Although bioequivalence has been demonstrated in an individual study in maintenance kidney transplant patients, this manuscript documents bioequivalence in a much larger data set of 82 patients by a meta-analysis of data from clinical trials.
The results confirm the bioequivalence of EC-MPS and MMF for both mycophenolate and metabolite exposure, and for maximum plasma mycophenolate concentrations, across three studies. The 90% confidence interval of the ratio of EC-MPS to MMF for mycophenolate plasma AUC in the 82 patients was 101.1 to 114.5% and for Cmax was 83.0% to 112.7%.
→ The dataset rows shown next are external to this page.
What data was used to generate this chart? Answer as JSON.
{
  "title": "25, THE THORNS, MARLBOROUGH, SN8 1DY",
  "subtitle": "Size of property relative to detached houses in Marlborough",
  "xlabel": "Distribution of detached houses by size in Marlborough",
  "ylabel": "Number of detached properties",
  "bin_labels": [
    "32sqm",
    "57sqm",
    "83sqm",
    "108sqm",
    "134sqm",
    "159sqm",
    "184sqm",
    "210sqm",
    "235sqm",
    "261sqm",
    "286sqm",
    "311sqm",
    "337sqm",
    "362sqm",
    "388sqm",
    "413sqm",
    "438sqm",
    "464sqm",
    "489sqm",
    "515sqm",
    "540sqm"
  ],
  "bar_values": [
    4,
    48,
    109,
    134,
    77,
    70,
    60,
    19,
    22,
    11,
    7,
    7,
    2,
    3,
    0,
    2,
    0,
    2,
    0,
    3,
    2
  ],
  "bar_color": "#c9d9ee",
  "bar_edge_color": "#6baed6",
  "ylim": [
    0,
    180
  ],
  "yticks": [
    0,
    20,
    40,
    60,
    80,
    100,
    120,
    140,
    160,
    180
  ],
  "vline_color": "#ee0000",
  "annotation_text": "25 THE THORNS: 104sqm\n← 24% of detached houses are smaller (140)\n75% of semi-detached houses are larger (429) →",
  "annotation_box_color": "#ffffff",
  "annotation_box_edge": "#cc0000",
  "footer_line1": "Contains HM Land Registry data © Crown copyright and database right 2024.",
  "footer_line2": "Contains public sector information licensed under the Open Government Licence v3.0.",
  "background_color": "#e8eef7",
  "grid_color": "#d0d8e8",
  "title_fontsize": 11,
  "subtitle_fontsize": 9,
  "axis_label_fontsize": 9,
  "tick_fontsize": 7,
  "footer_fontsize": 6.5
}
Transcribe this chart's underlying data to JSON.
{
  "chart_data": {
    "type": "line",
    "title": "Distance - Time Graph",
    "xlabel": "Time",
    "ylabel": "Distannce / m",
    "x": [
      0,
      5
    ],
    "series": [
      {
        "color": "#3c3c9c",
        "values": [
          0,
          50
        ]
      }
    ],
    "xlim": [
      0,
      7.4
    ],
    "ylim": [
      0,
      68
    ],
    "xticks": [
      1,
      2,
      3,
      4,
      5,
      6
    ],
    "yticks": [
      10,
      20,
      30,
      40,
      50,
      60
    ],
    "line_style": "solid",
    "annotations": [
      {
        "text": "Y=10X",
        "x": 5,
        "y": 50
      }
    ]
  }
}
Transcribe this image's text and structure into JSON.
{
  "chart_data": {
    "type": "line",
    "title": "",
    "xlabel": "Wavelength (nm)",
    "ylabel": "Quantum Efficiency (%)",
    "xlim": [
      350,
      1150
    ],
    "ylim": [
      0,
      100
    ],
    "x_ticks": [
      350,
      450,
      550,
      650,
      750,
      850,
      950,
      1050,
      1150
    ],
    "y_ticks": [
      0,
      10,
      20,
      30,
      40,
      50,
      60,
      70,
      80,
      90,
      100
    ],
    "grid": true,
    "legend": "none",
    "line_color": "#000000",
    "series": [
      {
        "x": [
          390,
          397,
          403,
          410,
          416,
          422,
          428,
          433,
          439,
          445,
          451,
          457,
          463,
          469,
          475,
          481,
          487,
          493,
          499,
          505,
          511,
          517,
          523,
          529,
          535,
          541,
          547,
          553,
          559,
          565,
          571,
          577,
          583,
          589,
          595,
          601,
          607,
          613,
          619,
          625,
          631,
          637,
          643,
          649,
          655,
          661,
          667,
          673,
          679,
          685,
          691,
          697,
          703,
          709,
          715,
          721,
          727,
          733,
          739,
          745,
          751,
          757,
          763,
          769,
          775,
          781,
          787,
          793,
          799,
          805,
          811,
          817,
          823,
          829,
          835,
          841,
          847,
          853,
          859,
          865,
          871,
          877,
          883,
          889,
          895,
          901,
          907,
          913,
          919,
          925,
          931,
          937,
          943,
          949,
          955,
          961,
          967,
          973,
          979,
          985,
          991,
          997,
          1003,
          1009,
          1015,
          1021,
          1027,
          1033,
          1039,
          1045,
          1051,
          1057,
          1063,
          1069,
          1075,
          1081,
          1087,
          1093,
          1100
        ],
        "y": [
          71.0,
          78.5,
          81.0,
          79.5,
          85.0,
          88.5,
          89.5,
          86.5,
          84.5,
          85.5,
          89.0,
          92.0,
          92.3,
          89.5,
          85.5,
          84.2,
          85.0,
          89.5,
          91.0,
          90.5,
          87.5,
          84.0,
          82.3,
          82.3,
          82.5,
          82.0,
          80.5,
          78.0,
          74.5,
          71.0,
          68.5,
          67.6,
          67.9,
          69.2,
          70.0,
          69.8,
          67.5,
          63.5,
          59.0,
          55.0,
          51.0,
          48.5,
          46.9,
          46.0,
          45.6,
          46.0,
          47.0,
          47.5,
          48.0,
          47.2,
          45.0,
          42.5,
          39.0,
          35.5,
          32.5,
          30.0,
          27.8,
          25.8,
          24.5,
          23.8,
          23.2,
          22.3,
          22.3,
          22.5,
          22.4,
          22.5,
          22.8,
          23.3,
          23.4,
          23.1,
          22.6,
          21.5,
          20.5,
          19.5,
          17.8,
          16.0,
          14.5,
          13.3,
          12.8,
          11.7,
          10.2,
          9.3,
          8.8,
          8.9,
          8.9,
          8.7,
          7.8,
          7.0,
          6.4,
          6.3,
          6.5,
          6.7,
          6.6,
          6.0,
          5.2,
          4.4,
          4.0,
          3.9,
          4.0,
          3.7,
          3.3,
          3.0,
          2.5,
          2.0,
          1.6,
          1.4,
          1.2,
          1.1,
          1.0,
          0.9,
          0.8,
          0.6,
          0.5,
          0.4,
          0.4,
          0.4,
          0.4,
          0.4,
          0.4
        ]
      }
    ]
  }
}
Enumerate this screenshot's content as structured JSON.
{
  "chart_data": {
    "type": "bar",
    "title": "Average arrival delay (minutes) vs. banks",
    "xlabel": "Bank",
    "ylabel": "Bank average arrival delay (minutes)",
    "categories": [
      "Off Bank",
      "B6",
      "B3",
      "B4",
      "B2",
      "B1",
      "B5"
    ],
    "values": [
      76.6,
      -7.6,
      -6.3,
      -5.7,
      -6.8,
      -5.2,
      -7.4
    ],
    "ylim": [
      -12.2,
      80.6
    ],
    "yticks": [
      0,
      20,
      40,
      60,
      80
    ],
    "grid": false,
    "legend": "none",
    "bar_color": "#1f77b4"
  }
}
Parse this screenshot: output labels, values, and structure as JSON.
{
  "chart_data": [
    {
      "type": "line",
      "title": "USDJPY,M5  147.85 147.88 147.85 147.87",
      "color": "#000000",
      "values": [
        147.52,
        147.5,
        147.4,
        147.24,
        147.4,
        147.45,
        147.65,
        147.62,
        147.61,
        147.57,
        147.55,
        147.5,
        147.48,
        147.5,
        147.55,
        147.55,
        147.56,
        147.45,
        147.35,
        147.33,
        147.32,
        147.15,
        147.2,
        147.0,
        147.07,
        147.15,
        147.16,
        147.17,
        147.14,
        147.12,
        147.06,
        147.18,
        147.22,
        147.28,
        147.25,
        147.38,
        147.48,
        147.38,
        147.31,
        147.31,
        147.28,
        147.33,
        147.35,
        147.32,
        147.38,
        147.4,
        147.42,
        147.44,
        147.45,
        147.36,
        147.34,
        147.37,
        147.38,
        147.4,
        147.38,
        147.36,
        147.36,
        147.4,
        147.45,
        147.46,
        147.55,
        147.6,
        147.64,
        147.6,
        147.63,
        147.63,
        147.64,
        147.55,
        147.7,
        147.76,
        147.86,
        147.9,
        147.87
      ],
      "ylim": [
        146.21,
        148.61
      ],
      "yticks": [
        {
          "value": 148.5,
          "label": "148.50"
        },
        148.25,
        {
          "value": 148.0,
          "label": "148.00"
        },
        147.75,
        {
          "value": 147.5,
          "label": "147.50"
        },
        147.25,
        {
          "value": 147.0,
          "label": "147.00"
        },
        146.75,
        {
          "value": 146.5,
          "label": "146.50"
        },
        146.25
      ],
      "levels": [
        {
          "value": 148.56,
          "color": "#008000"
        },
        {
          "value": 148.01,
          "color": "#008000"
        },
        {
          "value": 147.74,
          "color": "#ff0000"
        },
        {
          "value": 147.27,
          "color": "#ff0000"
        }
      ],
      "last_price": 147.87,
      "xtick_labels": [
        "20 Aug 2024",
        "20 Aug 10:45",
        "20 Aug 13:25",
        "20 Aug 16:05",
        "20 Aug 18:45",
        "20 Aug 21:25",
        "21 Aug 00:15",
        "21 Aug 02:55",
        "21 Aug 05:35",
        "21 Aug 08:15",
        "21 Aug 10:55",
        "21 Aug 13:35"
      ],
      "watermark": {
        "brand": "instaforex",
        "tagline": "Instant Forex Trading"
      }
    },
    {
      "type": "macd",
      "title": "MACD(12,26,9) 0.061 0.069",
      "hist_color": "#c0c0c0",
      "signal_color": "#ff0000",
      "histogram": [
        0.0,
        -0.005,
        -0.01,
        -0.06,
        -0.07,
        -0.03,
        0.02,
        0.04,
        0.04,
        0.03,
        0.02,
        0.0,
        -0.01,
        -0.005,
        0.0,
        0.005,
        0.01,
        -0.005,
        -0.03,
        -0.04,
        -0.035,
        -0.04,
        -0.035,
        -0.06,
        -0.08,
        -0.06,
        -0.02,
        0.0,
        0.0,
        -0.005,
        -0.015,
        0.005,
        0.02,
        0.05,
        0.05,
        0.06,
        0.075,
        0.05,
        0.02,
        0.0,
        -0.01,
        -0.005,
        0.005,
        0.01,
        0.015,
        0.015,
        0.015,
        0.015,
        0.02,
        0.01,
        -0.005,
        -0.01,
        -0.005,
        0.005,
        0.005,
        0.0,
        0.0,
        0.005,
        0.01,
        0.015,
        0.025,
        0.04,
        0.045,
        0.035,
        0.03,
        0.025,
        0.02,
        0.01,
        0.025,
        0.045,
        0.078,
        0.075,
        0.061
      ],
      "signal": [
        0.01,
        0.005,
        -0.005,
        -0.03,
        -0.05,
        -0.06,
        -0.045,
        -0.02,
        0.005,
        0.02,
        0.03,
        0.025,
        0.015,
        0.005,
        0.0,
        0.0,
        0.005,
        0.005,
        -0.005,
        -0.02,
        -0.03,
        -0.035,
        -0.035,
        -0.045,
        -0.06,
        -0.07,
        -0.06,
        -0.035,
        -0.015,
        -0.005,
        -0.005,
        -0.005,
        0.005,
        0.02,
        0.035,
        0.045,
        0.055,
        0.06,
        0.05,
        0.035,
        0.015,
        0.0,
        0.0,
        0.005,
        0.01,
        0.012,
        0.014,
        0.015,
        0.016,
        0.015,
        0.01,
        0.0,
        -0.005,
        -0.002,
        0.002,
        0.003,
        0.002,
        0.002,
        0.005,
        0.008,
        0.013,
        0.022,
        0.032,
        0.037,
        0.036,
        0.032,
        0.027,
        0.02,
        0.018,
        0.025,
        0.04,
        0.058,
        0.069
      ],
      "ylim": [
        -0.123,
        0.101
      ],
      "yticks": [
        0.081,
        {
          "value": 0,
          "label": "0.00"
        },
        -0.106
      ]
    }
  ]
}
These findings provide reassurance to transplant professionals and patients that, when choosing between EC-MPS and MMF, they are choosing between formulations that give equivalent mycophenolate exposure.
霉酚酸(MPA)是淋巴细胞增殖的抑制剂,在实体器官移植中作为免疫抑制剂已得到充分确立。该药物的初始剂型是前体药物剂型,即霉酚酸酯(MMF,骁悉),它吸收良好并在血浆中迅速转化为霉酚酸盐。然而,MMF的使用与不良胃肠道事件相关,这可能导致治疗中断。为了减少MMF的胃肠道影响,基于MPA的钠盐开发了该药物的肠溶包衣剂型(EC-MPS,米芙)。
尽管在维持性肾移植患者的一项个体研究中已证明生物等效性,但本手稿通过对临床试验数据的荟萃分析,在一个更大的82例患者数据集中记录了生物等效性。
结果证实,在三项研究中,EC-MPS和MMF在霉酚酸盐和代谢物暴露以及血浆霉酚酸最大浓度方面具有生物等效性。82例患者中,EC-MPS与MMF的霉酚酸血浆AUC比值的90%置信区间为101.1%至114.5%,Cmax比值的90%置信区间为83.0%至112.7%。
这些发现为移植专业人员和患者提供了保障,即在EC-MPS和MMF之间进行选择时,他们选择的是能提供等效霉酚酸暴露的剂型。